The City & The City, however, has not a single monster, demon or alien. It is, at first glance, a straightforward police procedural. When a murdered woman is found dumped on waste ground in Beszel, a rundown city somewhere on the eastern edge of Europe, Inspector Tyador Borlú of the Extreme Crime Squad realises that she comes from the neighbouring city of Ul Qoma, a more prosperous metropolis reminiscent, perhaps, of the modern sections of Istanbul. This presents Borlú with the central difficulty of his investigation, and the reader with the central premise of the book, and its one fantastic element.
The separation between Beszel and Ul Qoma is strictly maintained and more than physical, though it is possible — by negotiating serpentine bureaucratic procedures — to pass from one side to the other through the precincts of Copula Hall, an administrative centre for both cities. To breach the border elsewhere is the ultimate crime, so serious that it is handled by a shadowy authority (known simply as Breach) against which there is no appeal, and whose sanctions seem limitless.

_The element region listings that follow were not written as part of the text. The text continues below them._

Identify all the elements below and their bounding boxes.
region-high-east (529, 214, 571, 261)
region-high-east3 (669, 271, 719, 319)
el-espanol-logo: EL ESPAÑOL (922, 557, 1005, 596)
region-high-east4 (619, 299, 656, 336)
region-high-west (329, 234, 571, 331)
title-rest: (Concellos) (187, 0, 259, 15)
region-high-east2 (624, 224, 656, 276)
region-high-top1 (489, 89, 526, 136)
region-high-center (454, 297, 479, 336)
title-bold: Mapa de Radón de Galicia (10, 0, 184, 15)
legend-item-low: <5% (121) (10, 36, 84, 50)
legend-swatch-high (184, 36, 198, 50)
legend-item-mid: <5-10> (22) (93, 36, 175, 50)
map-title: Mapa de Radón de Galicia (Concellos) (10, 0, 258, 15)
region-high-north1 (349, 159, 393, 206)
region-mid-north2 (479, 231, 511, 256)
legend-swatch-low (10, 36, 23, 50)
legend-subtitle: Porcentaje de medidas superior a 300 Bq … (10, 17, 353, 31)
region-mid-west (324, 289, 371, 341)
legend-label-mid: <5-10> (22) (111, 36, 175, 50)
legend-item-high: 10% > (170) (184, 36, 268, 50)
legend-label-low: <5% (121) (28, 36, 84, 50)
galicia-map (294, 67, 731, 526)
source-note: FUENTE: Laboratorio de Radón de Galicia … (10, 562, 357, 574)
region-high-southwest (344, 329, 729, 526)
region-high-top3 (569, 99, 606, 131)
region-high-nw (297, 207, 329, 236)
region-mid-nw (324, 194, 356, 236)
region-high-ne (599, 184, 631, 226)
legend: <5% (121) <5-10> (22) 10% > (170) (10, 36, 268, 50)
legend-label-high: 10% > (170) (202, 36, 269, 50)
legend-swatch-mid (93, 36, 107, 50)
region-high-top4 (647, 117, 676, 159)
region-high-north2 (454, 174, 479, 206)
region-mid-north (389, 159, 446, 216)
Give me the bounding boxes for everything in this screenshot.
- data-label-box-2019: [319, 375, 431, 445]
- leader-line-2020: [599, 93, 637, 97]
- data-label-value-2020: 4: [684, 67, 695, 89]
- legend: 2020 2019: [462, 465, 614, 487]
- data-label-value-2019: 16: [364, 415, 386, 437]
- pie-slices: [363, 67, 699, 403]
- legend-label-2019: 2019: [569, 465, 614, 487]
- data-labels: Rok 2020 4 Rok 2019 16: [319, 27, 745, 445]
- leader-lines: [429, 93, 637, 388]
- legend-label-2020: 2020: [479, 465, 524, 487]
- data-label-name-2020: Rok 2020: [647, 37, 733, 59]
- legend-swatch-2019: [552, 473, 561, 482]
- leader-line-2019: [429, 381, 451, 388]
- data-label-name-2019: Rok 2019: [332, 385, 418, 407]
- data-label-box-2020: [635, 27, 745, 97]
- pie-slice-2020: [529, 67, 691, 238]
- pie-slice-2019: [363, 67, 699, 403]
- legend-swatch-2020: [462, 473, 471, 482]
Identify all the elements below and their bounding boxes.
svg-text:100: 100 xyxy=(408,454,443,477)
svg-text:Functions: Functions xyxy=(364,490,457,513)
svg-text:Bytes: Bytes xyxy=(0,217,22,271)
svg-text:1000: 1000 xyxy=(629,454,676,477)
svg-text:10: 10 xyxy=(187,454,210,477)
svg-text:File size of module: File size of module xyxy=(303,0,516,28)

The cities, in fact, exist not only side by side but, in some fashion, cross-hatched upon each other: the inhabitants of both have learned from childhood to ‘unsee’ anything from the other side. Borlú’s investigations quickly bring him into contact with politicians, radical groups which favour either unification of the cities or stringent nationalism, and an archaeological dig in Ul Qoma where the victim (an American, it turns out) has been working on a theory that a third city, Orciny, somehow exists beside the other two.
The tightrope trick of maintaining this central conceit is handled remarkably skilfully by Miéville; though the publisher predictably invokes comparisons with Kafka, there is nothing especially outré about the story, once the premise is accepted. Borlú uses fax machines, cell phones, grapples with paperwork, physical clues, unreliable witnesses, the sheer cussedness of events; the murder investigation plays fair and is realistic. Or realistic, at least, in the conventions of the detective novel, which is, like all fiction, a sort of fantasy.
In that sense, the hallucinatory aspects of the book owe more to Borges, or perhaps Les Gommes, Alain Robbe-Grillet’s subversion of the policier. Most impressively, Miéville’s underlying point, that all city- dwellers collude in ignoring real aspects of the cities in which they live — the homeless, political structures, the commercial world or the stuff that’s ‘for the tourists’ — is never laboured.
This is Miéville’s most accomplished novel since Perdido Street Station. It deserves an audience among those who would run a mile from his other books: it is fantastic in the careless, colloquial sense, too.